At 7 years old, Mr. Z is either sappy sweet or incredibly insensitive.
With me - he is usually the first. What can I say? The kid loves me - in a crazy way. He can't get enough of the hand holding, snuggling, hugging, etc. He is a bit territorial with my affection - when The Hub and I demonstrate a public display of affection, Mr. Z comes running and forcefully inserts himself in the middle of the parental embrace.
In fact, last night Mr. Z was around the corner from where we were snuggling on the sectional. Yelling "I hear hugging!" he ran around the corner and joined us as a third spoon.
Sometimes it is a bit over the top but 99% of the time it melts my heart. Tonight while I was tucking him into bed he gave me a big smooch on the lips and I asked:
"Are you ever going to be too old to kiss me goodnight?"
He gave me a tight squeeze while he answered.
"Well - maybe when I am 12...no 15...no 16, 17, 18 or 19 or 20.... Okay - how about 25??? But I am not going to worry about that now because it is a REALLY long time away."
But remember - the boy can also be incredibly insensitive.

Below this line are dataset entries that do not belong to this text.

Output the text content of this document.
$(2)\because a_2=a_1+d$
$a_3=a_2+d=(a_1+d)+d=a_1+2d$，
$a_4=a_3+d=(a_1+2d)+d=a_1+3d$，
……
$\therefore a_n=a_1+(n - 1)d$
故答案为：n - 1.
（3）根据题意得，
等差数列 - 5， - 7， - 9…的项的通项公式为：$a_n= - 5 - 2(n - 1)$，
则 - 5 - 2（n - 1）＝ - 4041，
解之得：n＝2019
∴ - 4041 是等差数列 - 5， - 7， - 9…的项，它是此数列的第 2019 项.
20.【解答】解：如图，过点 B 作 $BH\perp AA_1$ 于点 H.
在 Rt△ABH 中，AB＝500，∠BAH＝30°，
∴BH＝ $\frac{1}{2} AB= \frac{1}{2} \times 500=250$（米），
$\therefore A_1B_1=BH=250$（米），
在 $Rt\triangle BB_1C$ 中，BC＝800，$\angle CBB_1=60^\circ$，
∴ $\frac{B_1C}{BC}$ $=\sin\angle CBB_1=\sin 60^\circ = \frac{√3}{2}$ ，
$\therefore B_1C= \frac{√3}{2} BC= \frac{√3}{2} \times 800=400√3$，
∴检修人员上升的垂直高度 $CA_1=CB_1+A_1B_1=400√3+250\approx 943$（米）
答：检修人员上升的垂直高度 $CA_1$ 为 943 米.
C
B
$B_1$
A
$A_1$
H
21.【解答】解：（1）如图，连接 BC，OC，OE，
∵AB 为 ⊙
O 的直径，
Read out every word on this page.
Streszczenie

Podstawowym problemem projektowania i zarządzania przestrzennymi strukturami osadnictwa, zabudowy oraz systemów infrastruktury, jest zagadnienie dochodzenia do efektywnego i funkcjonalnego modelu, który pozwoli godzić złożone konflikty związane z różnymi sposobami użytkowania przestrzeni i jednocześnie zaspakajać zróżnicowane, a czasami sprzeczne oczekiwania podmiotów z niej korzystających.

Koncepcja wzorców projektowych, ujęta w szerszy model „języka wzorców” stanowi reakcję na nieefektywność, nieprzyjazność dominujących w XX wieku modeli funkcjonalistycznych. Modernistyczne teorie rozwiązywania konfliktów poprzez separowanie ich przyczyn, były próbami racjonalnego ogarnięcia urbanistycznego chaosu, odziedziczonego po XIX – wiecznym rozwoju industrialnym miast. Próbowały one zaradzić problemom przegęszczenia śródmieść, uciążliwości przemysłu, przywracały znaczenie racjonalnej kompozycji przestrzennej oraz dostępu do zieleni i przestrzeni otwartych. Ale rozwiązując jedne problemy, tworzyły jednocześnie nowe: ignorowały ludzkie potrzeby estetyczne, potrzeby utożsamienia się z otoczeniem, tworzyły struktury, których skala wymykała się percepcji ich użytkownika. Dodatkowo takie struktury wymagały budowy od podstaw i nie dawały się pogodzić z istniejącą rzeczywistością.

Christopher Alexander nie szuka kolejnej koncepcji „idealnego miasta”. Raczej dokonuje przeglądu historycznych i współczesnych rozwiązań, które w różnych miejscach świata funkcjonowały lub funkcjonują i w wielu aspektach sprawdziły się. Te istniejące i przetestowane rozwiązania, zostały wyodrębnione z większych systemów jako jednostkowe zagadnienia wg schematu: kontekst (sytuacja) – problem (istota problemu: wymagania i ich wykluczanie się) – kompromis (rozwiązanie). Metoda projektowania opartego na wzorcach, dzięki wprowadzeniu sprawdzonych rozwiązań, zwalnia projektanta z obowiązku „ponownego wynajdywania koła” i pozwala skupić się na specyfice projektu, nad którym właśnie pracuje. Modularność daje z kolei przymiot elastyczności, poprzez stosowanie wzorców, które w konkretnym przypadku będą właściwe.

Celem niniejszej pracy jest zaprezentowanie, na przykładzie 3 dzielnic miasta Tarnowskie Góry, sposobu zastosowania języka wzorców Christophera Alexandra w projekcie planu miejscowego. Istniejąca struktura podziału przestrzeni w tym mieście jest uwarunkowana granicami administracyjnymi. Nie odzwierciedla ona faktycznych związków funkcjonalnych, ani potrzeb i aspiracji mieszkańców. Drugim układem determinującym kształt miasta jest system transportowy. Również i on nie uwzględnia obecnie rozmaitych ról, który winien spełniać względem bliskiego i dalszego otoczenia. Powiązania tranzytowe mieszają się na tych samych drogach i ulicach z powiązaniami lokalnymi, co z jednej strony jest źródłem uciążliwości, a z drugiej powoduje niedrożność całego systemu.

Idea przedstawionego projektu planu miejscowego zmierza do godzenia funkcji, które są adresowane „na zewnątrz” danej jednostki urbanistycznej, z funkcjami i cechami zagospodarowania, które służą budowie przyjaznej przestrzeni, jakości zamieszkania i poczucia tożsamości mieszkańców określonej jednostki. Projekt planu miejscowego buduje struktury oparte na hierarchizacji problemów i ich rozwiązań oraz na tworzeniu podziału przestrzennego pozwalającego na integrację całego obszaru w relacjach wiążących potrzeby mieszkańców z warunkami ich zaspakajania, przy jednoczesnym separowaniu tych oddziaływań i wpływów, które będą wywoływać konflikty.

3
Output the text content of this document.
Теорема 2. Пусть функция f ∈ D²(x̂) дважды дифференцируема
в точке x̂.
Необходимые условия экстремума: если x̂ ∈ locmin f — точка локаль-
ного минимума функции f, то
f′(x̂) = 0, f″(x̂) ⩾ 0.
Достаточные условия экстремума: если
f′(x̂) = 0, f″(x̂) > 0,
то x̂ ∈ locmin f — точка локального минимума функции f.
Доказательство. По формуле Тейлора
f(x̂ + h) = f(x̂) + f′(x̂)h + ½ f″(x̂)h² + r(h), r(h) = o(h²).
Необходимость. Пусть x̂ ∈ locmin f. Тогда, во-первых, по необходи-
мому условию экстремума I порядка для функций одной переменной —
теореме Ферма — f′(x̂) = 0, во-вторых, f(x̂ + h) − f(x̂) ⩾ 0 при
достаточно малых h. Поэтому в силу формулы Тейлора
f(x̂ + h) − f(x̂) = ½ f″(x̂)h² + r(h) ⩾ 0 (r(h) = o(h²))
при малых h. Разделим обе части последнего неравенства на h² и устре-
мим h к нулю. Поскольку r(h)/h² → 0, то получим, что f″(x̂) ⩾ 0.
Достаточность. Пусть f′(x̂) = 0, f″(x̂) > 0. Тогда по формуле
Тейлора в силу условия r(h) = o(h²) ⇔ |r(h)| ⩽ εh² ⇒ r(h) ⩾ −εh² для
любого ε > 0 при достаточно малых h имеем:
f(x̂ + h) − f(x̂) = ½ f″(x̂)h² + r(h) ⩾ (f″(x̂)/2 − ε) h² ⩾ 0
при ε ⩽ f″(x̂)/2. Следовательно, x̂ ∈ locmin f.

Yesterday was Father's Day. As we sat down to dinner I asked the kids to go around the table and tell The Hub their favorite thing about him.
Mr. Z took the lead:
"Ok - me first. The very best thing about Dad is that he is really good at grilling meat. And NOW I will tell you the worst thing about him...."
So there it is, the Yin and Yang of a complicated boy.
And in case anyone is wondering - the worst thing about The Hub - (according to Mr. Z) is that he sometimes yells.
And thank goodness for that because Heaven knows that I can not be the only one doing the yelling around here.